Landscape Gaze and Breezy Erudition, and What About Formal Freedom?
Artist:
Joani Tremblay
Dates:
April 22 – June 4 , 2016
Location:
A/P Main Gallery
Reception Details:
Friday, April 22, 8-9pm
About the Exhibition
Joani Tremblay – Landscape Gaze and Breezy Erudition, and What About Formal Freedom? – exhibition essay by Christie Kirchner
Joani Tremblay’s work is rooted in the creation of spaces, both external, physical spaces to be occupied, and internal, psychological spaces of experience. Working in embroidery, printmaking and drawing, she creates illusory multi-media environments that weave together imagined places and experienced places, leading us tenuously along and across the borderline between our outer and inner landscapes. Her installations – often characterized by suspended embroidered drawings interspersed with prints, sculptural objects, and even live plants – create spaces that must be physically occupied, but that also provide an ethereal, abstract environment, in which the viewer can project their own backdrop of memories, fixations, and fantasies.
Tremblay’s exhibition Landscape Gaze and Breezy Erudition, and What About Formal Freedom? explores the transfer between the physical experience of a place and the imaginings it conjures by endeavoring to re-create the “feel” of an existing place. In this work, she is interested in how we connect to and experience the feeling of powerful, emotionally loaded places – landscapes that have a particular mystical, ritual or historical significance. This specific installation draws inspiration from the Untermyer Garden in New York state: an elaborate, century-old garden founded by Samuel Untermyer, then a prominent lawyer and Jewish-rights advocate, and designed in the Beaux-Arts style at the turn of the century. Upon Untermyer’s passing, the gardens were endowed to the state, abandoned, and soon fell into neglect, becoming a neo-renaissance-styled shelter for transient people and a mystical site for conducting occultist rituals. For several days, Tremblay walked, sketched, photographed and collected minerals and flora from the park as source material for her work, while internalizing a distinct feeling invoked by the esoteric history, architectural details and abandoned, outgrown aesthetic of the gardens.

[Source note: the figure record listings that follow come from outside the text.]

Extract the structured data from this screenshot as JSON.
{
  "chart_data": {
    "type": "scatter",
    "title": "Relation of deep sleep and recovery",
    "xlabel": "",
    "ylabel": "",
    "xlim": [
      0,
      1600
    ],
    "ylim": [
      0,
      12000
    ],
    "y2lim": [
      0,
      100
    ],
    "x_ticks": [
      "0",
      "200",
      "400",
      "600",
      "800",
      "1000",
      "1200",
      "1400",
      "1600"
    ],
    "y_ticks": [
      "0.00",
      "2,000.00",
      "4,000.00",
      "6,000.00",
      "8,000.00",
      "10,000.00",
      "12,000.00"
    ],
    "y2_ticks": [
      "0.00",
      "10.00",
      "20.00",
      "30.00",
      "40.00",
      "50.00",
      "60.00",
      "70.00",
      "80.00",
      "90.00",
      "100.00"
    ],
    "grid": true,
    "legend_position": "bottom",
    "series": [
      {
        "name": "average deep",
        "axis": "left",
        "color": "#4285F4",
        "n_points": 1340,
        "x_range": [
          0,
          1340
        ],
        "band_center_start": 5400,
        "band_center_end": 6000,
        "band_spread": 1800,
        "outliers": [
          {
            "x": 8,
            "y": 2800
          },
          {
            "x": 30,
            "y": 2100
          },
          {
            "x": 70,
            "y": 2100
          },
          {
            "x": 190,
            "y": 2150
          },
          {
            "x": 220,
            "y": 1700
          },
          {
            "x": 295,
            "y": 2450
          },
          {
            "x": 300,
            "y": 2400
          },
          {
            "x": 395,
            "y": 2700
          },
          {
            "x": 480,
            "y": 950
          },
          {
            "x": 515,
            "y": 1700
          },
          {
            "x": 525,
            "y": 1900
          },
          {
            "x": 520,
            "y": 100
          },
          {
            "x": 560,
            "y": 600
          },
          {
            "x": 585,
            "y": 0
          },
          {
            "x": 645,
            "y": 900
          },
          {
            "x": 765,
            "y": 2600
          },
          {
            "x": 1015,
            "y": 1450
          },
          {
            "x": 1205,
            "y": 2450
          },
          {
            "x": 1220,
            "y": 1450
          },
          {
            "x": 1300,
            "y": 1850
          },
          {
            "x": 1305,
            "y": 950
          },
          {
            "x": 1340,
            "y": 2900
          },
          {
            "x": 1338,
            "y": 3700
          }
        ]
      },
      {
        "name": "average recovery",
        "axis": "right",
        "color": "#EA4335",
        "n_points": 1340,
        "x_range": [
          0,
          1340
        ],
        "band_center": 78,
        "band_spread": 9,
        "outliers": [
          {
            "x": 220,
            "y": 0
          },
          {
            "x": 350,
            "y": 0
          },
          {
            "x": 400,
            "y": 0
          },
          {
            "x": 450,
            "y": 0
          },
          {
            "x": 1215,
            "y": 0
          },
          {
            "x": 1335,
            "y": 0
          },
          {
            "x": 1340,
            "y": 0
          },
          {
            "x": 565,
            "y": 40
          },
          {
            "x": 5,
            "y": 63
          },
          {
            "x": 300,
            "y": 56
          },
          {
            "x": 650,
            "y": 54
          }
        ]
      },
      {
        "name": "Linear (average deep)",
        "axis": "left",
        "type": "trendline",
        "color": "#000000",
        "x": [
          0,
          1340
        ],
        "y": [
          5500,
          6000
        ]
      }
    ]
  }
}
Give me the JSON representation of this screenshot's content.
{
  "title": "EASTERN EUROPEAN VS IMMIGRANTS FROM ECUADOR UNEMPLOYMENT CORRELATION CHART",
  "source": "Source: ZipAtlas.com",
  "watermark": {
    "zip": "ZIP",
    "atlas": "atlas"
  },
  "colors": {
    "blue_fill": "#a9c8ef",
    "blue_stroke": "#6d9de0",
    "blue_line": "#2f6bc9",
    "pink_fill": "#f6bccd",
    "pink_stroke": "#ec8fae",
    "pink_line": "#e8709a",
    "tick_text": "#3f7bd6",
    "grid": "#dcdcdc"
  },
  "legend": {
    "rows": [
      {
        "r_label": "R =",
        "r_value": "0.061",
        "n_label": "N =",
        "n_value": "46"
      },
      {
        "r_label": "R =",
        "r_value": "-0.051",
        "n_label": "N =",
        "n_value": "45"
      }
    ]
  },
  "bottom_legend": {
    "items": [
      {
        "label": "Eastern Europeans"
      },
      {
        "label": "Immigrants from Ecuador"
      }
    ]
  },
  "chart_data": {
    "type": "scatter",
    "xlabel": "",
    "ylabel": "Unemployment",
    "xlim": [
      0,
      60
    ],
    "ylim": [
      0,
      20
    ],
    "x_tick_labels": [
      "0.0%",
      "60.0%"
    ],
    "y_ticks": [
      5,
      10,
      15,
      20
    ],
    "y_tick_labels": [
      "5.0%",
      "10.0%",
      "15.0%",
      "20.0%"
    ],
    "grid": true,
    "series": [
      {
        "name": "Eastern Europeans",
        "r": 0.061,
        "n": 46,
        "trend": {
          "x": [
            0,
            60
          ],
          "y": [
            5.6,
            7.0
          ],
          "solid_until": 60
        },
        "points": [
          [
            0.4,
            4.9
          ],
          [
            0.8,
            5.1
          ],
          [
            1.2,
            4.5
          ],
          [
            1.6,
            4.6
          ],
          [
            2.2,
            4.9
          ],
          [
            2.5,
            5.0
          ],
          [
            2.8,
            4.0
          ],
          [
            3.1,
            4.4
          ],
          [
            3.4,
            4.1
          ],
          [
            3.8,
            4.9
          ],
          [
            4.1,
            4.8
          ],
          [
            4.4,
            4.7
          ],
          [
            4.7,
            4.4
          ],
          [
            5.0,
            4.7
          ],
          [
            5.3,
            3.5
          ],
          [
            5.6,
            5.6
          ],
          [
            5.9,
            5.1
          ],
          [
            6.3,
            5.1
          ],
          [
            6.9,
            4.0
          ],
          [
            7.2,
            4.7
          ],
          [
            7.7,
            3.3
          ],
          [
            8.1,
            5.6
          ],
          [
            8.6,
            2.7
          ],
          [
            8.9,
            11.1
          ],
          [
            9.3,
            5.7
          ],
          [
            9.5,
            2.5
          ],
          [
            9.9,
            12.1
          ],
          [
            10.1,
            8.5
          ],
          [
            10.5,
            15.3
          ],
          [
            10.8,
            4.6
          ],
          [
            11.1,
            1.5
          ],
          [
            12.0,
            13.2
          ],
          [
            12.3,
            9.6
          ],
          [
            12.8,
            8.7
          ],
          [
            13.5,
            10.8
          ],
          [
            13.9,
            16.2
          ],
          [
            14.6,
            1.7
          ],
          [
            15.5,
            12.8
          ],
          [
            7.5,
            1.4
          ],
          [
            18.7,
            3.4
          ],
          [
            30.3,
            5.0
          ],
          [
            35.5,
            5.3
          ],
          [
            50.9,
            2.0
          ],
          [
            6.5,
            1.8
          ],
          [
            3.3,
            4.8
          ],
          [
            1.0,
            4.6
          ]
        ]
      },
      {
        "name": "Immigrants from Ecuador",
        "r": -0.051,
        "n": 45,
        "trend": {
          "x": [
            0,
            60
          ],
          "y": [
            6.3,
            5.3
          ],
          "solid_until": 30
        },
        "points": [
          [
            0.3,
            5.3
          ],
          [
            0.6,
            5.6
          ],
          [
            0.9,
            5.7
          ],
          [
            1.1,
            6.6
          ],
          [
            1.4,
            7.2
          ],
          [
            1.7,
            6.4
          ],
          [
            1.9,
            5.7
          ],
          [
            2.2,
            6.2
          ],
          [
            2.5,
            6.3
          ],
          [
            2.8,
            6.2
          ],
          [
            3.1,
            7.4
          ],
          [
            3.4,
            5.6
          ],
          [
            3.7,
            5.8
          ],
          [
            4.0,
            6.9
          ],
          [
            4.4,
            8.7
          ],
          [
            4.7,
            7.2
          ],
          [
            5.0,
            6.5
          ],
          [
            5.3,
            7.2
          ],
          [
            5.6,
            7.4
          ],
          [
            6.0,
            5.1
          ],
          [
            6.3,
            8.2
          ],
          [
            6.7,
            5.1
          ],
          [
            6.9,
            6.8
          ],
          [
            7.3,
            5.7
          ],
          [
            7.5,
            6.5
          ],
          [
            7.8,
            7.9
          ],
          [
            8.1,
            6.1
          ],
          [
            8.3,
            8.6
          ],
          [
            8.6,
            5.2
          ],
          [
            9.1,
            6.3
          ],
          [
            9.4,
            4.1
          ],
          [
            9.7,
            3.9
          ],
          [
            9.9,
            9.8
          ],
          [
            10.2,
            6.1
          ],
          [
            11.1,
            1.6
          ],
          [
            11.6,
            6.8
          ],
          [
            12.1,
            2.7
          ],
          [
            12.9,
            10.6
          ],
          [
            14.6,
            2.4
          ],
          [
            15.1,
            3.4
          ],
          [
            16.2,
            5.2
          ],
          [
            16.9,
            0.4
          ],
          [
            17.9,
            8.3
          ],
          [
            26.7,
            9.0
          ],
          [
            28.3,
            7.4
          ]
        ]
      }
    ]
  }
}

The resulting works seek to elicit this affective experience in the viewer – the layers of time, overgrowth, and mysticism – through the repetition and layering of imagery. Within her sketches and photos, Tremblay looked for interesting details and gestural marks that resonated with her inner experience of the landscape. She then reproduced these tiny pieces of the collected garden imagery and re-configured, repeated and collaged them over and over in her prints and drawings into larger images and onto objects that form the new landscape of the installation. The ore and foliage collected at the site were ground into pigments to make inks from which the resulting imagery is printed, creating works that capture the feel of the gardens through both formal reflection and materiality.
Re-contextualizing these elements from their original locale into the layered marks of a maze of drawings, prints and objects, Tremblay’s installation creates a parallel space that exists somewhere in between the garden’s actual landscape and its distinct emotional experience. From this distilled essence of its history, visual details, and natural elements, we as viewers are invited construct our personal inner experience of the Untermyer gardens. By triggering a particular feeling or emotional response through our interaction with her constructed space, Tremblay seeks to explore our internal perception of and connection to the physical landscapes around us, and how we understand the notion of place.
Artist Bio: Joani Tremblay is an artist and curator living in Montreal. She is an MFA candidate at Concordia University with an art practice based in print media, drawing and installation. Tremblay’s work has been shown in Tokyo (3331 Arts Chiyoda), New York City (DRAFTspace), Denton, Texas (tAd Gallery) and throughout Canada in Toronto (Open Studio Gallery), Montreal (Parisian Laundry), Rimouski (Caravansérail) and soon in Calgary (Alberta Printmakers Gallery) and Edmonton (Latitude 53). Tremblay has also done artist residencies in Tokyo and Berlin. Her work is part of the Loto-Québec Collection and numerous national and international private collections. She is the recipient of the Vladimir J. Elgart Graduate Scholarship and a research grant from The Fonds de recherche du Québec – Société et culture.